Lucy’s mother was able to stay in her home until she passed away a few years ago. In my mother’s case, because of her dementia, eventually, she was no longer safe living in her own home — even with a lot of support from family and caregivers.
If taking her car keys away was difficult, deciding to move my mother into a memory care facility was even harder. Once again, we turned to her doctor, who agreed that she should be in a safer environment. He had a conversation with her in my presence, which I repeated to her many times. She understood the situation in the moment, but each time I told her, it was like the first time.
When the day came for her to move in, she was extremely upset. With his permission, I put the onus on her doctor and said it was a trial to see how things went. In less than two weeks, she told me she wasn’t unhappy living there and before long it was her idea.
Ellen says as hard as change is, not only for the elderly person but also the entire family, everyone usually adjusts. Trouble is, people worry about it and keep putting off talking about it, whether it’s about driving or living alone when it’s no longer safe. The bottom line is your parent’s safety, she emphasized. “It’s all about safety versus quality of life, and trying to determine the acceptable risk.”
Gaining some peace of mind
And while you may have initiated a difficult conversation because you care about your parent’s well-being and happiness, Ellen said it doesn’t hurt to say it’s also because you want some peace of mind.
In one of their difficult conversations, that’s what motivated Lucy’s mother to agree to some extra help. “I said, look, Mom, I know YOU don’t need someone to do this, but I need someone to do this.
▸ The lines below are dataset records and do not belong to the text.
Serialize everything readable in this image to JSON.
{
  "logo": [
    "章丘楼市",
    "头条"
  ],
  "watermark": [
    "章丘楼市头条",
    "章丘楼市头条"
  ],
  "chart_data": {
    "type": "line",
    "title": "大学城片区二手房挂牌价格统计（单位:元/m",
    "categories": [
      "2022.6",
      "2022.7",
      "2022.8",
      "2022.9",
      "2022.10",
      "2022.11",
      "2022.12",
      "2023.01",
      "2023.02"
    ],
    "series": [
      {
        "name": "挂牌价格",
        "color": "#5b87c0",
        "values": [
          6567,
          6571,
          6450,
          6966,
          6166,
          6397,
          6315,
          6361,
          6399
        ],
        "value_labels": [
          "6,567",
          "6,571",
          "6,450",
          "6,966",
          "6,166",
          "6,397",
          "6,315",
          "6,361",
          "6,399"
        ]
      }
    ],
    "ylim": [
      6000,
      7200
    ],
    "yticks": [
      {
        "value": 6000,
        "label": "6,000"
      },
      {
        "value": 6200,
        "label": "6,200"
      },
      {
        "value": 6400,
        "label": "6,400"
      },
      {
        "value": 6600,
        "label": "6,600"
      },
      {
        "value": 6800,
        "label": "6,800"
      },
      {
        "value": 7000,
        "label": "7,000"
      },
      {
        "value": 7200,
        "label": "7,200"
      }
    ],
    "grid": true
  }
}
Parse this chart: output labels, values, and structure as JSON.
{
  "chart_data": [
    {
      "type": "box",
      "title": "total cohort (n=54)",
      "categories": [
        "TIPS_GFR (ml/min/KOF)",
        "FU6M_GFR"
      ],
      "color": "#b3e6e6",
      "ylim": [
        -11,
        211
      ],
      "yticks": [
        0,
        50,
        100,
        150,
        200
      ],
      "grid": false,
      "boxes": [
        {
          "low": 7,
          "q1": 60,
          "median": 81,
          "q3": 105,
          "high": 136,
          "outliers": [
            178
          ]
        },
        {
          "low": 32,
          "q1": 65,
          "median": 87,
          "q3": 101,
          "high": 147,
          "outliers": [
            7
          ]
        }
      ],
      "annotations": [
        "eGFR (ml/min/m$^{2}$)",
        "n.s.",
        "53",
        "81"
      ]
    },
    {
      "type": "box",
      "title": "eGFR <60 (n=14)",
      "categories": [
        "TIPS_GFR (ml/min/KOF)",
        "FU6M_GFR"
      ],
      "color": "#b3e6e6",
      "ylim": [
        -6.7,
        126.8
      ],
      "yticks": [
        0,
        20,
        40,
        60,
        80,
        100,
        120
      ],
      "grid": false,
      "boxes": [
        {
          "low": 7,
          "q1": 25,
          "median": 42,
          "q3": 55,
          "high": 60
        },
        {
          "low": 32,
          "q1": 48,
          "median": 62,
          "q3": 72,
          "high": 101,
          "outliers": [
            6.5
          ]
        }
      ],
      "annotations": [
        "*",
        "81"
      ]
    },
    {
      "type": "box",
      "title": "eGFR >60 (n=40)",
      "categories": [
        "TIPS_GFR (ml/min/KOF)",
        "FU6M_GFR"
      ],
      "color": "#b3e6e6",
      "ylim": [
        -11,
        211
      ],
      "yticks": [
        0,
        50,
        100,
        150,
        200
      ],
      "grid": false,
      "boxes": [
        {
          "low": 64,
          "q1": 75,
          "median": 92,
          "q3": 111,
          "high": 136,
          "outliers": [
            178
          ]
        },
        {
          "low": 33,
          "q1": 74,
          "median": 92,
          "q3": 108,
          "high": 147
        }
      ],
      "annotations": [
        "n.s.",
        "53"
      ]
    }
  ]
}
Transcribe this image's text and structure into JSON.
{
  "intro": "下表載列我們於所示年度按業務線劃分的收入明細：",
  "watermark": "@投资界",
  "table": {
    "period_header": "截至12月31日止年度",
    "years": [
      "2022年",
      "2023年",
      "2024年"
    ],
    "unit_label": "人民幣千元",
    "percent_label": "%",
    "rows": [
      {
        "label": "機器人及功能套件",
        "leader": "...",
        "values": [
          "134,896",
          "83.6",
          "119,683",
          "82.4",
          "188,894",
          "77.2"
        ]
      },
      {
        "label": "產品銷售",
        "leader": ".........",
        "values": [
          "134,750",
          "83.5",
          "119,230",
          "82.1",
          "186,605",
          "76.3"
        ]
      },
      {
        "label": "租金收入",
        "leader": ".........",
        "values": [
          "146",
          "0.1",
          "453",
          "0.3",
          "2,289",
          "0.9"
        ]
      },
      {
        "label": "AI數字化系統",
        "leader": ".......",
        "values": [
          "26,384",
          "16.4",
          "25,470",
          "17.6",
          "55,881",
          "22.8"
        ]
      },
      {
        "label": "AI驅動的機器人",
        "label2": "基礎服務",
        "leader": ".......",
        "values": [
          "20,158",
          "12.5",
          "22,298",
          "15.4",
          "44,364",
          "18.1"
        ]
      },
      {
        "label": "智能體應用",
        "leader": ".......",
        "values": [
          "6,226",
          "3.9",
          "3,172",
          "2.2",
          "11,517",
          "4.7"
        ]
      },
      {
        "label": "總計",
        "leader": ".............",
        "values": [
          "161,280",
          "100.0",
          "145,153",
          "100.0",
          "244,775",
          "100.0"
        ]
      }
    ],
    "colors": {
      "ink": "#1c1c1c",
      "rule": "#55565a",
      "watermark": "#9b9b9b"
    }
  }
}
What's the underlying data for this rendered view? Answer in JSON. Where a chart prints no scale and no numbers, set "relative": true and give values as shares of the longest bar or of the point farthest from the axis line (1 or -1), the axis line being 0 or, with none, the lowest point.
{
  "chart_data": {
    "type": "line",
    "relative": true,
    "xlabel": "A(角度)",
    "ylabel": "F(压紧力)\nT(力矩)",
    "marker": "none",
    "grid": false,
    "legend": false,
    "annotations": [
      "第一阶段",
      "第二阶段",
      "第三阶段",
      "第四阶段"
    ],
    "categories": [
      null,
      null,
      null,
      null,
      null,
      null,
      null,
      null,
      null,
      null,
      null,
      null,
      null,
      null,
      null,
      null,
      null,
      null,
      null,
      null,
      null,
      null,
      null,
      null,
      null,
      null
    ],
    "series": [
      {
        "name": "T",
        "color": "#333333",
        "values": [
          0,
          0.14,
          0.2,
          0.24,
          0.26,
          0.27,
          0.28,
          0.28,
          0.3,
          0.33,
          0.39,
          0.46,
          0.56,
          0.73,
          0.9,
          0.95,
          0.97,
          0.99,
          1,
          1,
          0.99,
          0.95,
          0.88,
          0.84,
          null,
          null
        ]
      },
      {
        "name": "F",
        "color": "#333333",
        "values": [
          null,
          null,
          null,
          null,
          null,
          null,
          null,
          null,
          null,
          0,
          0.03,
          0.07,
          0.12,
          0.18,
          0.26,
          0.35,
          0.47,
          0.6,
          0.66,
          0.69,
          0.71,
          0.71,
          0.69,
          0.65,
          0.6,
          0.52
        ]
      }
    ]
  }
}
It’s for ME. ‘Well,’ she said, ‘if it makes YOU feel better, let’s try it.”’
Knowing that our mother was in a safe place made a world of difference for me and my siblings. As her dementia progressed, so did our stress levels. None of us could move in with her full-time like Lucy and her husband did with her mother. My mother was well-cared for her in her new home and often told me she was glad she made the decision to move there!
If you’ve had some difficult conversations with your parents, how did it go? Do you have any tips to share?